Они. Воспоминания о родителях — страница 59 из 85

– Встанем там в камышах, будет очень красиво, – нежно сказал Алекс – в глазах его была мольба. – Ты не против, милая?

– Да нет, почему, – ответила я неуверенно: мне было приятно и вместе с тем неловко. Все мы щепетильно относились к своему телу, и эта идея казалась какой-то неестественной. Но услышав предложение, я уже не могла ждать, мне хотелось с этим покончить.

Мы направились в камыши, и, пока Алекс заправлял пленку, я сняла купальник, чувствуя себя оскорбленной. Хорошая ли эта идея? Можно ли родителям фотографировать свою дочь голой на пляже? А что подумают тетя Нада с дядей Патом? А если кто-нибудь увидит эти снимки – например, у Алекса на работе? А что подумают в пункте проявки фотографий? Как только Алекс начал снимать, они с мамой заговорили особенно нежно.
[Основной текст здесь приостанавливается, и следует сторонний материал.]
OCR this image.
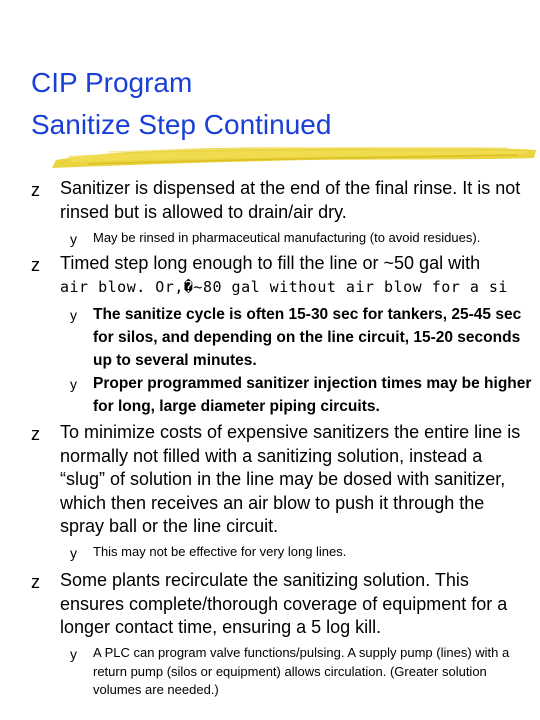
CIP Program
Sanitize Step Continued
z Sanitizer is dispensed at the end of the final rinse. It is not rinsed but is allowed to drain/air dry.
y May be rinsed in pharmaceutical manufacturing (to avoid residues).
z Timed step long enough to fill the line or ~50 gal with
air blow. Or,�~80 gal without air blow for a si
y The sanitize cycle is often 15-30 sec for tankers, 25-45 sec for silos, and depending on the line circuit, 15-20 seconds up to several minutes.
y Proper programmed sanitizer injection times may be higher for long, large diameter piping circuits.
z To minimize costs of expensive sanitizers the entire line is normally not filled with a sanitizing solution, instead a “slug” of solution in the line may be dosed with sanitizer, which then receives an air blow to push it through the spray ball or the line circuit.
y This may not be effective for very long lines.
z Some plants recirculate the sanitizing solution. This ensures complete/thorough coverage of equipment for a longer contact time, ensuring a 5 log kill.
y A PLC can program valve functions/pulsing. A supply pump (lines) with a return pump (silos or equipment) allows circulation. (Greater solution volumes are needed.)
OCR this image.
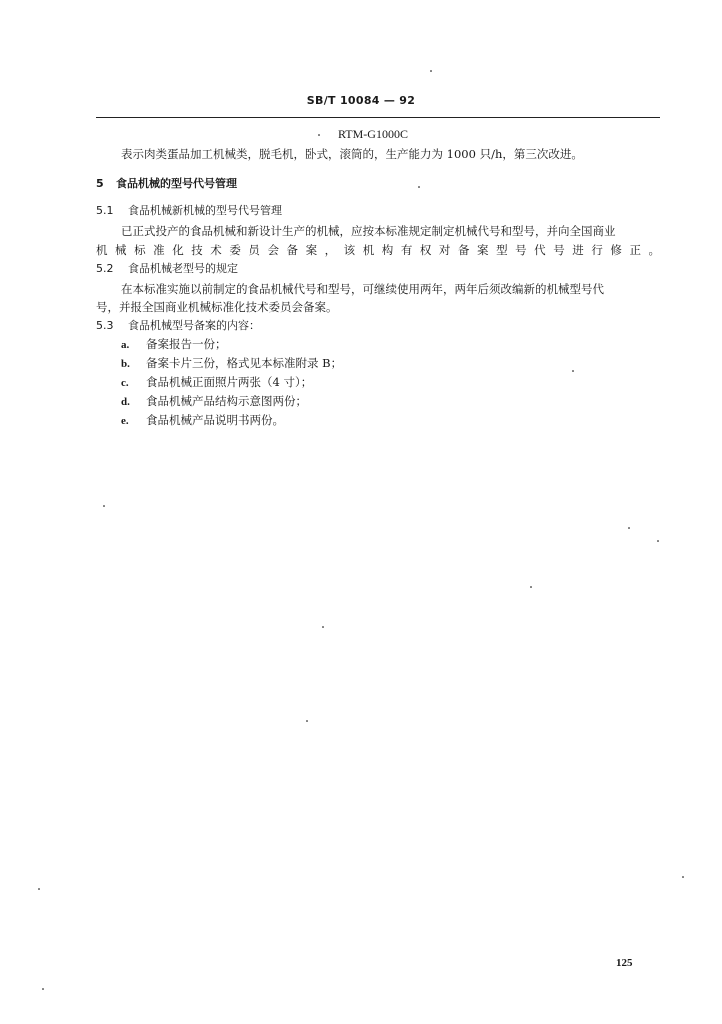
SB/T 10084 — 92
RTM-G1000C
表示肉类蛋品加工机械类，脱毛机，卧式，滚筒的，生产能力为 1000 只/h，第三次改进。
5 食品机械的型号代号管理
5.1 食品机械新机械的型号代号管理
已正式投产的食品机械和新设计生产的机械，应按本标准规定制定机械代号和型号，并向全国商业
机械标准化技术委员会备案，该机构有权对备案型号代号进行修正。
5.2 食品机械老型号的规定
在本标准实施以前制定的食品机械代号和型号，可继续使用两年，两年后须改编新的机械型号代
号，并报全国商业机械标准化技术委员会备案。
5.3 食品机械型号备案的内容：
a. 备案报告一份；
b. 备案卡片三份，格式见本标准附录 B；
c. 食品机械正面照片两张（4 寸）；
d. 食品机械产品结构示意图两份；
e. 食品机械产品说明书两份。
125
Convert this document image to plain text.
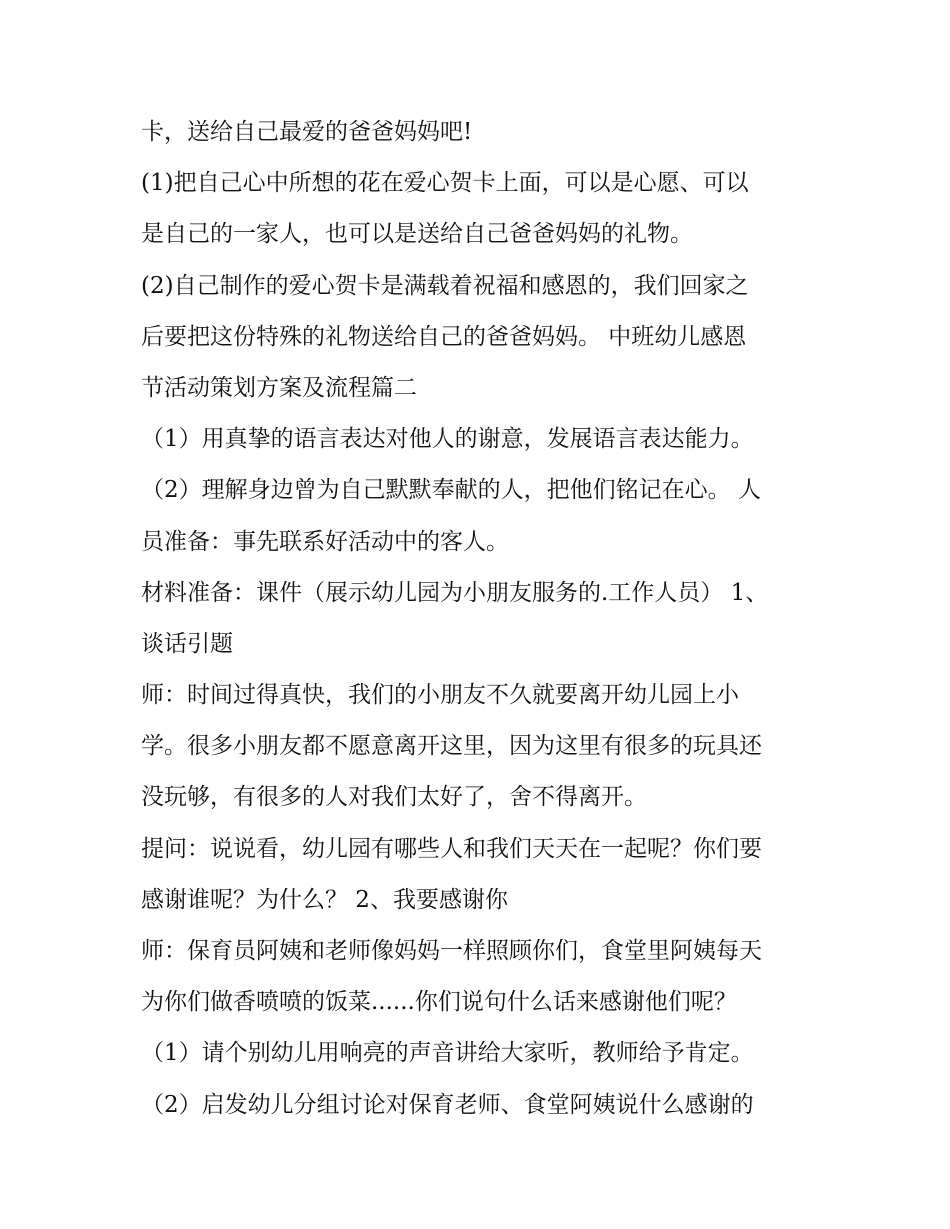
卡，送给自己最爱的爸爸妈妈吧!
(1)把自己心中所想的花在爱心贺卡上面，可以是心愿、可以
是自己的一家人，也可以是送给自己爸爸妈妈的礼物。
(2)自己制作的爱心贺卡是满载着祝福和感恩的，我们回家之
后要把这份特殊的礼物送给自己的爸爸妈妈。 中班幼儿感恩
节活动策划方案及流程篇二
（1）用真挚的语言表达对他人的谢意，发展语言表达能力。
（2）理解身边曾为自己默默奉献的人，把他们铭记在心。 人
员准备：事先联系好活动中的客人。
材料准备：课件（展示幼儿园为小朋友服务的.工作人员） 1、
谈话引题
师：时间过得真快，我们的小朋友不久就要离开幼儿园上小
学。很多小朋友都不愿意离开这里，因为这里有很多的玩具还
没玩够，有很多的人对我们太好了，舍不得离开。
提问：说说看，幼儿园有哪些人和我们天天在一起呢？你们要
感谢谁呢？为什么？ 2、我要感谢你
师：保育员阿姨和老师像妈妈一样照顾你们，食堂里阿姨每天
为你们做香喷喷的饭菜......你们说句什么话来感谢他们呢？
（1）请个别幼儿用响亮的声音讲给大家听，教师给予肯定。
（2）启发幼儿分组讨论对保育老师、食堂阿姨说什么感谢的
– Всё в порядке, милая, всё хорошо? – спрашивал Алекс.

– Красавица! – восклицала мама.

Алекс был сторонником самой идеи мусора (американская цивилизация, важно говорил он, построена на великолепном мусоре) и изводил на каждый снимок множество кадров. Пока щелкала камера, я поворачивала голову в разные стороны, стараясь выглядеть томно и величественно, и чувствовала гордость и смущение. А потом, к моему облегчению, всё кончилось, и мы вернулись в дом, где тетя Нада с дядей Патом читали на террасе газеты. Этот эпизод больше никогда не вспоминали, и я ни разу не видела этих фотографий – вообще-то я полностью вытеснила из памяти этот эпизод, и даже в разговорах с психологом он не всплывал.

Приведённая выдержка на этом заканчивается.